The growing list of foundations, sector organizations, multilateral organizations, private companies and non-governmental organizations joining the Alliance include: Aavishkaar Group, Acumen, Africa Venture Philanthropy Alliance (AVPA), Aspen Network of Development Entrepreneurs (ANDE), Ashoka, Asian Venture Philanthropy Network (AVPN), B Lab, Bertelsmann Stiftung, CASE at Duke University, Catalyst 2030, Co-Impact, Draper Richards Kaplan Foundation, Echoing Green, European Venture Philanthropy Association (EVPA), Fundación Avina, GHR Foundation, Global Innovation Fund, Global Steering Group for Impact Investing (GSG), Global Impact Investing Network (GIIN), Greenwood Place, IKEA Foundation, IKEA Social Entrepreneurship, Impact Assets, Impact Hub, Johnson & Johnson, KIVA, LatImpacto, Lex Mundi Pro Bono Foundation, Mercy Corps Ventures, Motsepe Foundation, NESsT, Nonprofit Finance Fund (NFF), Rippleworks, Root Capital, SAP, Schwab Foundation, Skoll Foundation, USAID, Yunus Social Business.

Dimagi is on the front lines, working with governments to carry out community-based contract tracing in the USA and Togo to respond to COVID. But we can’t do it alone – social entrepreneurs are mobilizing to respond to the myriad of massive needs being exposed by the pandemic. We are thrilled to be represented in this alliance through Catalyst 2030 so we can help, inform and steer the alliance towards the needs of social entrepreneurs,” said Jonathan Jackson, Chief Executive Officer, Dimagi, and Co-Chair of Catalyst 2030 Working Group on COVID-19. Catalyst 2030 is a global movement of social-change innovators working collaboratively towards the UN’s Sustainable Development Goals and is strategically partnering with this alliance to represent the voices of social entrepreneurs.
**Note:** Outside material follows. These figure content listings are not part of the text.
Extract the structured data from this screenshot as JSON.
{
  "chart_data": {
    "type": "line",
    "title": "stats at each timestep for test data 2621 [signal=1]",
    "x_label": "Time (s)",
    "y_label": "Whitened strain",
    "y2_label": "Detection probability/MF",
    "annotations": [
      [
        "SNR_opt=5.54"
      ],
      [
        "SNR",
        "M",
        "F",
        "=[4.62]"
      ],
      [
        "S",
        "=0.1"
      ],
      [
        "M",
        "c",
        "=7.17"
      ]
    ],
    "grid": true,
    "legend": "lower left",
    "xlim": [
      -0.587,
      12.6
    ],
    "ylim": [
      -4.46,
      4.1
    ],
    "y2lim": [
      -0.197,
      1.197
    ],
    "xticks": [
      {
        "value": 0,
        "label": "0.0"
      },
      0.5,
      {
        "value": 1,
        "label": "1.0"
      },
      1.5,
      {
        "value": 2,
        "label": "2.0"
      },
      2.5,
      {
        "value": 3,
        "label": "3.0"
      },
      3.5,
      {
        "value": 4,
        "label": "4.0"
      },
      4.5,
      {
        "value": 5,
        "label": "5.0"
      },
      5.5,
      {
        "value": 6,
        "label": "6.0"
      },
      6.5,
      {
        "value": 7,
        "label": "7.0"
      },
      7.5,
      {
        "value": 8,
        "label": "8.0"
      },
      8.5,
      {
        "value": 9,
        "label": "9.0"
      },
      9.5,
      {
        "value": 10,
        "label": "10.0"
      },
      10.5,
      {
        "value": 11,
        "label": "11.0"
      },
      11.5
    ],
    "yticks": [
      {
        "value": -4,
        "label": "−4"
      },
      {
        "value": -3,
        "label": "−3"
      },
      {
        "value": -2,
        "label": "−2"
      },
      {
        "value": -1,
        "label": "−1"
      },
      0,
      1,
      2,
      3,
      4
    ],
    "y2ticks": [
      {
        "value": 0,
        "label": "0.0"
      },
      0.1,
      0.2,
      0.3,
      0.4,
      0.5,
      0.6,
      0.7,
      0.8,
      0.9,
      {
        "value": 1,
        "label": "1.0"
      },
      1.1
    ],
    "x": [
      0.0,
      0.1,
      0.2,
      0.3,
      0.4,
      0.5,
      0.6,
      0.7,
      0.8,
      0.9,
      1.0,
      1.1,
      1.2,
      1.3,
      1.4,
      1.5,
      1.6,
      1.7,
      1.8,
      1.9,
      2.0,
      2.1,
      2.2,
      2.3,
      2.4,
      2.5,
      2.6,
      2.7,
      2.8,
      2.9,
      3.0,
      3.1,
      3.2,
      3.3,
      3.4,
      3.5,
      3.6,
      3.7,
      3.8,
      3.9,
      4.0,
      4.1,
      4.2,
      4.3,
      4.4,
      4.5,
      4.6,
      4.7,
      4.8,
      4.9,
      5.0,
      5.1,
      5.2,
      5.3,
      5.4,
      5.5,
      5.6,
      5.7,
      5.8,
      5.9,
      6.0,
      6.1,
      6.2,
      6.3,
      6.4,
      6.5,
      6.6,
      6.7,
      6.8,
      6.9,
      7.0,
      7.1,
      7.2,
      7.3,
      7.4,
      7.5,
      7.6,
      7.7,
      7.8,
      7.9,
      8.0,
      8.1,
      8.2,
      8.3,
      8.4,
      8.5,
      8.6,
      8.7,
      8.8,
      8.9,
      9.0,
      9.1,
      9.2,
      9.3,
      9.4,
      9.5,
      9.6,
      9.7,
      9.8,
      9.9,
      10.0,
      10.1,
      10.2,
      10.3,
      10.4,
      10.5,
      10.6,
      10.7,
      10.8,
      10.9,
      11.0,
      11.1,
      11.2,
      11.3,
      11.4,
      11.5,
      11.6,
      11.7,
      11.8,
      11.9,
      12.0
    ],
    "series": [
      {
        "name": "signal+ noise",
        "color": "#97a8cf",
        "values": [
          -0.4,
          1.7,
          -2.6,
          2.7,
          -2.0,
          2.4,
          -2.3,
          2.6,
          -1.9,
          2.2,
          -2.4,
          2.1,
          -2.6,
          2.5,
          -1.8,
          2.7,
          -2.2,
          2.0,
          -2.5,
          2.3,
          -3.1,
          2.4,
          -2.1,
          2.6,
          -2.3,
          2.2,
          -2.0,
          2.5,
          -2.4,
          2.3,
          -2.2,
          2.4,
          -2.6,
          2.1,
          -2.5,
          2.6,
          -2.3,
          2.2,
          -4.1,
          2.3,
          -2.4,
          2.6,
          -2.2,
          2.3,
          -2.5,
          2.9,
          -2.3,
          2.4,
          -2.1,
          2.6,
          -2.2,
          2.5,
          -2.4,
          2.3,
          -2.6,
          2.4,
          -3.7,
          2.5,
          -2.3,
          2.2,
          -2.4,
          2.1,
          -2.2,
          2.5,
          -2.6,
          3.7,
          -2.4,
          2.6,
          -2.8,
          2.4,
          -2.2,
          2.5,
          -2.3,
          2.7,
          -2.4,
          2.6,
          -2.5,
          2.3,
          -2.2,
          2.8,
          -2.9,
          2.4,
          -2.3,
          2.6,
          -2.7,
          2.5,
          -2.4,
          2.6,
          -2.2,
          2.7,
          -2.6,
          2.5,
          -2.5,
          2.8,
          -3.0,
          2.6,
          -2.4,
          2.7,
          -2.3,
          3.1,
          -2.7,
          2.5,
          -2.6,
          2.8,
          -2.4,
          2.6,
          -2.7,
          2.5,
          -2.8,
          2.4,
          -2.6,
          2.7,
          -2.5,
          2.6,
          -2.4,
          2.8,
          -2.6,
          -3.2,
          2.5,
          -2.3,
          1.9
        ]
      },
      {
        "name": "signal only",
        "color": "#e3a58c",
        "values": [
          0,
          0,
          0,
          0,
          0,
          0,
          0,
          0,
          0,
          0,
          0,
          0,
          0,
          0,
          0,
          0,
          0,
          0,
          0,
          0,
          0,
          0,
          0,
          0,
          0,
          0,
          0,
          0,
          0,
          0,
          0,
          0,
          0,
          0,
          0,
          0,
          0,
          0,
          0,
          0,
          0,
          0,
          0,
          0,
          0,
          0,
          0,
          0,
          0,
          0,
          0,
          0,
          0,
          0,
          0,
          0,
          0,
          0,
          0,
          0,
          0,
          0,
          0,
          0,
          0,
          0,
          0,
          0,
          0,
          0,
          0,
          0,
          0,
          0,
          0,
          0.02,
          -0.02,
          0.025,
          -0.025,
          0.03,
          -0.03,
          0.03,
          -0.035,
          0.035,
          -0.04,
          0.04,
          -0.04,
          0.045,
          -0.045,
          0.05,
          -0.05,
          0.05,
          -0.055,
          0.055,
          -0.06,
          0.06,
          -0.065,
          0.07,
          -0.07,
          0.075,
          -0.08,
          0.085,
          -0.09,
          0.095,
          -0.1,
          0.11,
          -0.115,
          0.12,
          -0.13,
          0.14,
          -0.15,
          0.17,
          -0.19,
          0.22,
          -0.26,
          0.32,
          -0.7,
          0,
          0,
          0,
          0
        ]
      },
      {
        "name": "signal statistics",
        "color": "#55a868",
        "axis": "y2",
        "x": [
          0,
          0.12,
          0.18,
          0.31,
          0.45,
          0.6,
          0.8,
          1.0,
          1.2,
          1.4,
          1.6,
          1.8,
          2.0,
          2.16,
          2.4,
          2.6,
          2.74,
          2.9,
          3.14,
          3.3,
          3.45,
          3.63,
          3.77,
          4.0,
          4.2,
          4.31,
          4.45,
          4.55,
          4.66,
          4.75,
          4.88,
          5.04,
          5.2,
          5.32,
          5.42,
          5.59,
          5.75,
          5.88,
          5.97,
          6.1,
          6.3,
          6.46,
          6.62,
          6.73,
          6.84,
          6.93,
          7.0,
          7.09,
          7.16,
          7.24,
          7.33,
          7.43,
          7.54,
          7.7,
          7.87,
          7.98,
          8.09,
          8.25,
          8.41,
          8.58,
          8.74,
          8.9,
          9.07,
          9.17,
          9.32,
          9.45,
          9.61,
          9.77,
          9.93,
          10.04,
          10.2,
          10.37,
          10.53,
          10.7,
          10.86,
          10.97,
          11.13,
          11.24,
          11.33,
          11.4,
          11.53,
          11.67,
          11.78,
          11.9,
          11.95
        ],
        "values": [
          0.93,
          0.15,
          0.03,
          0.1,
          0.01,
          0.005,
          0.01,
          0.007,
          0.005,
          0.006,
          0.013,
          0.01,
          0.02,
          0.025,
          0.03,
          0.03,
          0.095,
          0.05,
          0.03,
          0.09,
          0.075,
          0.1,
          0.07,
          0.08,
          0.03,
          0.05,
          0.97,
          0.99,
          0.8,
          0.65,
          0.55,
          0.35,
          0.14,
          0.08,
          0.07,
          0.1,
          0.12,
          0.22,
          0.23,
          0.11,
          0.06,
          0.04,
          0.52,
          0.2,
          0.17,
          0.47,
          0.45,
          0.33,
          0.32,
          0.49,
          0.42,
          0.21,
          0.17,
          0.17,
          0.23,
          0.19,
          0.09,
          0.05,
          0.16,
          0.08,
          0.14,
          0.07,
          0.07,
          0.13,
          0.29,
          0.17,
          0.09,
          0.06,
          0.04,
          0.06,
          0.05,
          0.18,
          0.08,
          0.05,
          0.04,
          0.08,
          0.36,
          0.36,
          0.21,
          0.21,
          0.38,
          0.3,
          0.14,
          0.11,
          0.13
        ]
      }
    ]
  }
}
The COVID Response Alliance for Social Entrepreneurs will be supported by a secretariat hosted at the Schwab Foundation for Social Entrepreneurship, sister organization of the World Economic Forum and its Platform for Global Public Goods. “This alliance continues to strengthen our unwavering mission of sustainable and inclusive progress, which remains critical as business and government shape their response to the current crisis,” notes Dominic Waughray, Managing Director, World Economic Forum

The development of the alliance is supported by the GHR Foundation and is operationally supported by Yunus Social Business, which has been co-developing the initiative. “This pandemic reminds us that our differences in faith, culture or politics are superseded by what we have in common,” said Amy Goldman, Chief Executive Officer and Chair, GHR Foundation, which is helping to underwrite the alliance. “And whether someone is a social entrepreneur or a member of a faith community or both at once, we all share a deep desire to alleviate suffering, support human dignity and help people build a better future. This alliance is going to help people do exactly that.”